R.U.R. - from a London review, 1923

Čapek began to work on what has turned out to be his most successful play, R.U.R., in 1920, and the play was published in the same year. The play had its first performance on the 2nd January 1921 as an amateur production. The amateur theatrical society “Klicpera” in Hradec Králové, where Čapek went to the high school, had the author’s permission to stage the play on this date, with the premiere at the National Theatre in Prague originally scheduled for an earlier date in December 1920. However, the Prague production was delayed, and a letter was sent to the amateurs in the provincial town asking them to also postpone the performance. The locals nevertheless ignored it, and regardless of consequences (in the end they were heavily fined by the national body) they seized upon their opportunity to stage the world premiere of the play, which even then was expected to be a success. And success it was! Still in the same year of 1921, R.U.R. was performed in Germany, and in the following year it was produced in Warsaw, Belgrade, New York and several other major cities. By the time of its London premiere in 1923, the play had already been translated into thirty languages.

From the London review, 1923

R.U.R. not only made Čapek internationally famous; it has also made him in a certain sense immortal. This is so because of what may be the 20th century’s most significant addition to the dictionaries, the word “Robot”, appears here for the first time. It stares on us even from the play’s subtitle – Rossum’s Universal Robots, and is repeated throughout the play. As Karel Čapek later admitted, the true inventor of the word “Robot” was his brother Josef. Karel Čapek originally wanted to call the artificial creatures “labors”, a version of the Latin word for labour, but did not like it much, so he consulted his brother Josef, who suggested robots. Just as well he did - imagine our modern world full or “labors”. It would not sound right, would it?

The word “robot” is derived from the Czech “robota”, meaning serf labour, or drudgery. Robota as such was outlawed in Bohemia as late as 1848, which means that in Čapek’s time there would still have been people around who remembered having to work compulsorily on the property of the local feudal lord. In the past centuries, recurrently there were uprisings of the serfs, which no doubt gave some of the ideas to the author. Another source of inspiration would inevitably have been the medieval legend of the Golem, the creation of the Prague rabbi Levi, a creature made of clay and animated by a Kabbalistic formula. Čapek (a Catholic, but demonstrably also a Freemason) denied that he had the Golem legend on his conscious mind when writing the play, but the Golem is such a strong archetype, and the legend is tied to the city where Čapek had spent most of his working life, which makes it hard to believe that there would not have been any influence, at least on the unconscious part of the author’s mind. Like the Golem (and also the Frankenstein monster), the Robots are created by a single man, an eccentric genius, and the formula he uses to make them come alive remains largely obscure, only outlined in the most general way. Old Rossum (from the Czech rozum, reason, intellect) is fanatical in his atheism. Čapek was a believer. The race of soulless creatures must die out, unless they acquire a soul.

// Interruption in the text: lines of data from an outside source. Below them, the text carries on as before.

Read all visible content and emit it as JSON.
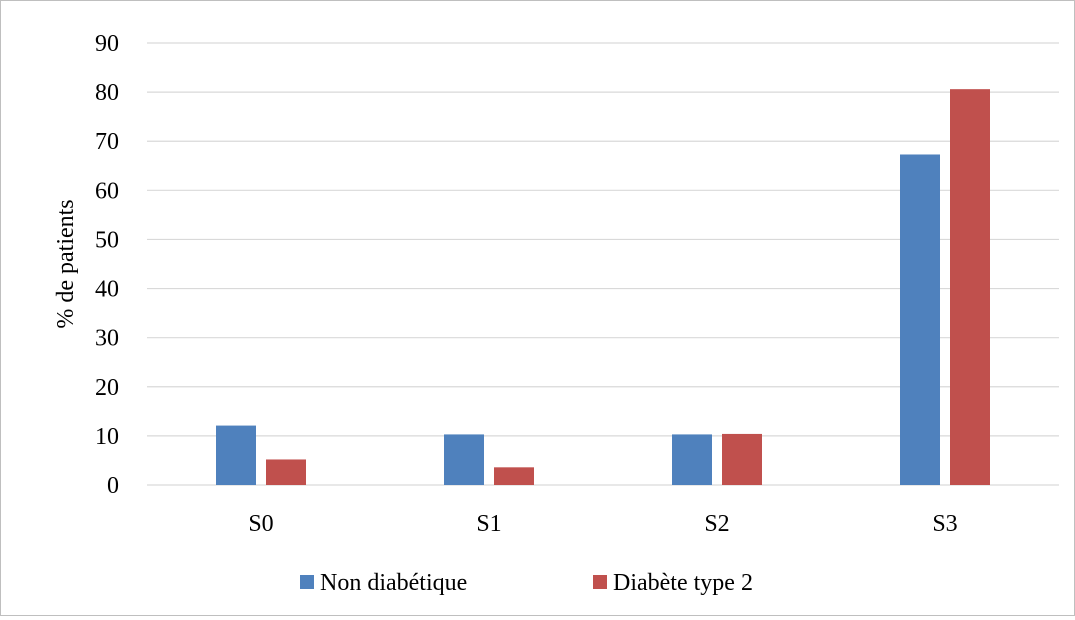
{
  "chart_data": {
    "type": "bar",
    "title": "",
    "xlabel": "",
    "ylabel": "% de patients",
    "ylim": [
      0,
      90
    ],
    "yticks": [
      0,
      10,
      20,
      30,
      40,
      50,
      60,
      70,
      80,
      90
    ],
    "grid": true,
    "legend_position": "bottom",
    "categories": [
      "S0",
      "S1",
      "S2",
      "S3"
    ],
    "series": [
      {
        "name": "Non diabétique",
        "color": "#4f81bd",
        "values": [
          12.1,
          10.3,
          10.3,
          67.3
        ]
      },
      {
        "name": "Diabète type 2",
        "color": "#c0504d",
        "values": [
          5.2,
          3.6,
          10.4,
          80.6
        ]
      }
    ]
  }
}
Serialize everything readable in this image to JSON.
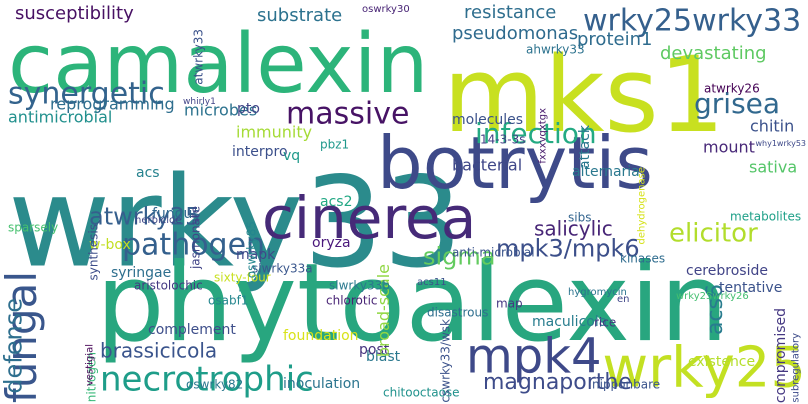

Alquist from the Prague production of R.U.R. In Čapek's time, the literary style he used was known as Utopia.

R.U.R., particularly in its dramatic concluding stages, still comes much closer to the Gothic horror of Mary Shelley, than to science fiction, where some of the modern critics tend to slot Čapek. This author, as has H. G. Wells (whom Čapek knew personally) before him, and together with the next generation of writers that includes George Orwell, Aldous Huxley, and several others, uses the utopian theme chiefly to aid his literary aims, and to make some substantive commentaries on the state of society. Today, nearly a century after its original publication, R.U.R. has withstood the test of time. The Robots‘ revolt and its consequences could for instance now be seen as a warning against giving the scientists a free hand in the pursuit of genetic research. The R.U.R. managers and scientists too, at every opportunity stress that their noble aims are designed to benefit mankind, but somewhere down the line perhaps there might be a heavy price to pay.